Although we think we're in this situation, its all in the mind. Among the things I worried about, were my age and about Viktorija coming to live in a little rural market town. As it happens, she loves it here and seems very happy with me.

You just never know!

I really hope your calls go well next week Easy.



Posted by: EasyTarget

GTR: I really like your saying about fate & maps & compasses. I think I will steal that line.
I do think we are qualified to have an advice column, this is why we reply to posts.

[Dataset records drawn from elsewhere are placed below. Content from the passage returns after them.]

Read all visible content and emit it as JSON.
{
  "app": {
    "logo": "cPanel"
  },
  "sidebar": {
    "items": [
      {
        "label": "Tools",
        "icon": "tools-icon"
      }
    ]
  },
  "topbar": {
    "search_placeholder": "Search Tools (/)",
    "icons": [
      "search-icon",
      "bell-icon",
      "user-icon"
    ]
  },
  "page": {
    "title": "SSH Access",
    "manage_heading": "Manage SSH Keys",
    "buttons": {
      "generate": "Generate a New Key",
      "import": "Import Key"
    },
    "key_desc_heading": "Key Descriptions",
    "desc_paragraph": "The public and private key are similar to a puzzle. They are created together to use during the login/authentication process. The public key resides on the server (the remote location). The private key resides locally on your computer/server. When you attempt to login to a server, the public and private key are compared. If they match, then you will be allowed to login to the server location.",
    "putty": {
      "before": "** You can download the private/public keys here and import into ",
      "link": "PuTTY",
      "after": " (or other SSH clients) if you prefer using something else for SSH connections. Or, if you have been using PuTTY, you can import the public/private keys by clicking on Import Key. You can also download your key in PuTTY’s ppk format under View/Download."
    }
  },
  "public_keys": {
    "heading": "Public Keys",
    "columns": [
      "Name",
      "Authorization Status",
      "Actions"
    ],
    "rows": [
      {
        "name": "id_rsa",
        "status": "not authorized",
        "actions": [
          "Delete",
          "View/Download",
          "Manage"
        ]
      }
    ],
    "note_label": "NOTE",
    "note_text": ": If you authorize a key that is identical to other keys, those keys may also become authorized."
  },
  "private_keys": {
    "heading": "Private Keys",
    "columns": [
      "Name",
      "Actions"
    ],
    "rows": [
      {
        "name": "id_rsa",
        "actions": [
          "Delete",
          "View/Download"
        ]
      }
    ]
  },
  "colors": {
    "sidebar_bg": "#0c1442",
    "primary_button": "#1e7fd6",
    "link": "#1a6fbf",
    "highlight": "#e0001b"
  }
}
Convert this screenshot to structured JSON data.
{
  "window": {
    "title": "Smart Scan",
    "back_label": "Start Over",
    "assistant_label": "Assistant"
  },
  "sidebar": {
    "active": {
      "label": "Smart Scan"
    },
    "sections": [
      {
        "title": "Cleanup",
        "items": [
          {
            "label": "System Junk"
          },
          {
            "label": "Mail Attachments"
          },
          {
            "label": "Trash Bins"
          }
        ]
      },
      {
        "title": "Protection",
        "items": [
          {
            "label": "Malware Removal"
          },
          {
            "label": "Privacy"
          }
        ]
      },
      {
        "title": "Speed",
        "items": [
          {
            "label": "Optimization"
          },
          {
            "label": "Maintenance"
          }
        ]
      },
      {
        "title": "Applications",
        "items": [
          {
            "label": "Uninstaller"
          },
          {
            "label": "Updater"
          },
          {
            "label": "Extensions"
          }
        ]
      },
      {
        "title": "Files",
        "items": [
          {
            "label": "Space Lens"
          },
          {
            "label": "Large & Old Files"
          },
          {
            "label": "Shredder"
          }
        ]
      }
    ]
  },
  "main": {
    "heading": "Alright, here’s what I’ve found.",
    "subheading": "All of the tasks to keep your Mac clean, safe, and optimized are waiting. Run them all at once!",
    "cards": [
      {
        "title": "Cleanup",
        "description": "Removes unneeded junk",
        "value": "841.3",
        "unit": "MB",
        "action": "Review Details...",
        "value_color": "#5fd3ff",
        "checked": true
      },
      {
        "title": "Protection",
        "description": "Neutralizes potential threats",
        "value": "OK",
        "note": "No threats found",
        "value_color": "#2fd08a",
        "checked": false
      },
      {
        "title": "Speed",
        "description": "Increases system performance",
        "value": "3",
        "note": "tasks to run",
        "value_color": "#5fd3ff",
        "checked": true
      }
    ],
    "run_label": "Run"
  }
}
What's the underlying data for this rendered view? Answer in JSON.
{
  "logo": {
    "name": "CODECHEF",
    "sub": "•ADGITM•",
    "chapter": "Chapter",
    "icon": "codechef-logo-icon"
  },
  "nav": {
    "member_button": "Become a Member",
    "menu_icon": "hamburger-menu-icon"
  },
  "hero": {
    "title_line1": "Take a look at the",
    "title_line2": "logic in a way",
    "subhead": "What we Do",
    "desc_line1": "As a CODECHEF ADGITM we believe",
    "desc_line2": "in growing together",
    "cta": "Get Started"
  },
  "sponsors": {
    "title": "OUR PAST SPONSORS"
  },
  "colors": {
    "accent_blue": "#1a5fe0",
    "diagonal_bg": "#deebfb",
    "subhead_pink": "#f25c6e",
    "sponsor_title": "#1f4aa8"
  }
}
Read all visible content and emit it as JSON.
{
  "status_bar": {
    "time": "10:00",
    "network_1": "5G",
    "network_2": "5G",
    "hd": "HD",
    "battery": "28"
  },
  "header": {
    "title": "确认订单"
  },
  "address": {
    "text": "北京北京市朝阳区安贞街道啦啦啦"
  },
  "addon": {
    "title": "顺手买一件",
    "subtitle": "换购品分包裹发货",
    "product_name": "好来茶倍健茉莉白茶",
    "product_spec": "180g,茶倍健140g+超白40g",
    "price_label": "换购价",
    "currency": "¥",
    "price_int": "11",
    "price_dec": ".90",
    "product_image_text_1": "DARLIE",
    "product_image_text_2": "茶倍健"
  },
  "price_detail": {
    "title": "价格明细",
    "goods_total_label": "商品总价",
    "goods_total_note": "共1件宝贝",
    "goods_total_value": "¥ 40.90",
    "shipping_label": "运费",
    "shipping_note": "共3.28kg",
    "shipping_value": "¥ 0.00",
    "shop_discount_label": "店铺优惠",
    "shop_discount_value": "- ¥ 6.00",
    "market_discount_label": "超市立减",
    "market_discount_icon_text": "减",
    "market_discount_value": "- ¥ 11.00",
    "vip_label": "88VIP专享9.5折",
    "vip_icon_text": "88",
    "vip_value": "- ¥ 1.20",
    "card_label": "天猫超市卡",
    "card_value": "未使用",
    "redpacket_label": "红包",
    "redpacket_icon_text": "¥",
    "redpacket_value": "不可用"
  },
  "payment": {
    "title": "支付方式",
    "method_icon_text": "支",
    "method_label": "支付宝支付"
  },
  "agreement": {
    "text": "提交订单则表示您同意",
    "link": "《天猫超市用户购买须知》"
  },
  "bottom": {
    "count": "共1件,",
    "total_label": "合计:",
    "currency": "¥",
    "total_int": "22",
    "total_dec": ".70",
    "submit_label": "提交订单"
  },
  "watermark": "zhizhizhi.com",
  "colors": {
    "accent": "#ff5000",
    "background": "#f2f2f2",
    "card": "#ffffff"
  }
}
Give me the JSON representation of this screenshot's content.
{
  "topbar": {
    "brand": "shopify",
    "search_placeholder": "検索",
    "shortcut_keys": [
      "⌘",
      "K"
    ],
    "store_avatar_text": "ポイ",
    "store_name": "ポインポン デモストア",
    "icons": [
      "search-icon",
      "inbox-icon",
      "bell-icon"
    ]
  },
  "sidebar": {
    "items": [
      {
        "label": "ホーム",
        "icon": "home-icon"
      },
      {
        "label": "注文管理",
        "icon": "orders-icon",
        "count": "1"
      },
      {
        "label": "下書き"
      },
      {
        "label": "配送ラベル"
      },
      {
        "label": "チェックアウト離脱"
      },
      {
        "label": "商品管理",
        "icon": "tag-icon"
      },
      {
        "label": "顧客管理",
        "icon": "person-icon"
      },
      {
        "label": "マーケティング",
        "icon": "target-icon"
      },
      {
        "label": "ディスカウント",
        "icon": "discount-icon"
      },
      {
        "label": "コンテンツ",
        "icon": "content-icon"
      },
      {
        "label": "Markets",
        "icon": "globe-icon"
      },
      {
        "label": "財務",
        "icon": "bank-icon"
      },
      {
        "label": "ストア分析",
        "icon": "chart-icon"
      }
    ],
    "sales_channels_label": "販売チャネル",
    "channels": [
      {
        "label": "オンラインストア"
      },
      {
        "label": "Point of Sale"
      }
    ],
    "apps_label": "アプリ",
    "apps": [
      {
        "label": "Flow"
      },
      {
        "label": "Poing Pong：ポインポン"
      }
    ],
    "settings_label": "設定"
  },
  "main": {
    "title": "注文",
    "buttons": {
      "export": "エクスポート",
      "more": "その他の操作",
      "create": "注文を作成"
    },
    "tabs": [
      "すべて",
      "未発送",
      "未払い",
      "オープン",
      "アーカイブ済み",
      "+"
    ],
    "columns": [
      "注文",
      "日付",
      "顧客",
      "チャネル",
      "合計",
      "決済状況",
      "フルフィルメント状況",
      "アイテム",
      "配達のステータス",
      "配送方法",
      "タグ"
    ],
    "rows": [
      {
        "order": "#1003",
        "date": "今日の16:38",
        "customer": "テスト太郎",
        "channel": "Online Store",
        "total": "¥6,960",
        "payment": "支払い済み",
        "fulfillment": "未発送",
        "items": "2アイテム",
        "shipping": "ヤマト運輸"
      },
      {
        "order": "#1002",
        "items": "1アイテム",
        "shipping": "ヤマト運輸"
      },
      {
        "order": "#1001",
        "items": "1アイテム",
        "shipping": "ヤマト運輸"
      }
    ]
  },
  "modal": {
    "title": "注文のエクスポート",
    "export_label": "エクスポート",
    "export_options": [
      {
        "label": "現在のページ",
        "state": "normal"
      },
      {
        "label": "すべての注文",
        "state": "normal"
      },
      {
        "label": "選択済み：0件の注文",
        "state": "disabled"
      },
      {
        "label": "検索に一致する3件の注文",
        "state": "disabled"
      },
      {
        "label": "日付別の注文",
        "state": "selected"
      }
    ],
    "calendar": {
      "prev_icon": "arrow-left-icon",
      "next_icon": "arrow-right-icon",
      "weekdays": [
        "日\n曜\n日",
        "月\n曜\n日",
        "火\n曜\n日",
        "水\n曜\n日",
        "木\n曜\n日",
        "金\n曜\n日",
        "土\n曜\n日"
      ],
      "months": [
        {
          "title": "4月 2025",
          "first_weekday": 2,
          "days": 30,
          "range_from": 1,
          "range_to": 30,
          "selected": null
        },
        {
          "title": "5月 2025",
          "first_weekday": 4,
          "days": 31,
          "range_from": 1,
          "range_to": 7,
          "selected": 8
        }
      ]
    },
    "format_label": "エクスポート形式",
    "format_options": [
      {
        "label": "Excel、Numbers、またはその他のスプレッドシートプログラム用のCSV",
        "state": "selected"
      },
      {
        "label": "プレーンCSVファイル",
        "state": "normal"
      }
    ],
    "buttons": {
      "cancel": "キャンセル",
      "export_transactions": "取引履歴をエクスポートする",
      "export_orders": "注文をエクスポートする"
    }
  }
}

Continuing to talk is important, I am going to try, and who knows maybe life has another idea...we shall see.



Posted by: GoingToRussia

Quote:
Originally Posted by EasyTarget
GTR: I really like your saying about fate & maps & compasses. I think I will steal that line.
I do think we are qualified to have an advice column, this is why we reply to posts.

Continuing to talk is important, I am going to try, and who knows maybe life has another idea...we shall see.


Glad I could help. I know what it is like to be dumped by a RW.

Yes talking helps and this board is a great support system. I'm not sure if I would have bounced back so fast if it wasn't for the people I met in this forum.

I hope you start a new adventure soon ... GOOD LUCK in all you do!



Posted by: Longfellow

I must say that you all are invaluable... whether is dealing with the ego-bruise of being scammed or whether it is being supported through the real hurts when things don't work out to our liking.
And the examples we have of success, and encouragement to keep your eye on the prize....
Mastercard should do a commercial about how "Priceless" this is!

I am glad to have found y'all and will be sticking around. Thanks for being there!

(I say it again ET. You inspire me with your persistence, forthrightness and honorable nature. Ranks of great role models to be found here. And three cheers to Khashyar for leading the charge... Hip, hip....speak up!)

pre-emptive reply: you do NOT want to see me in a cheerleaders outfit!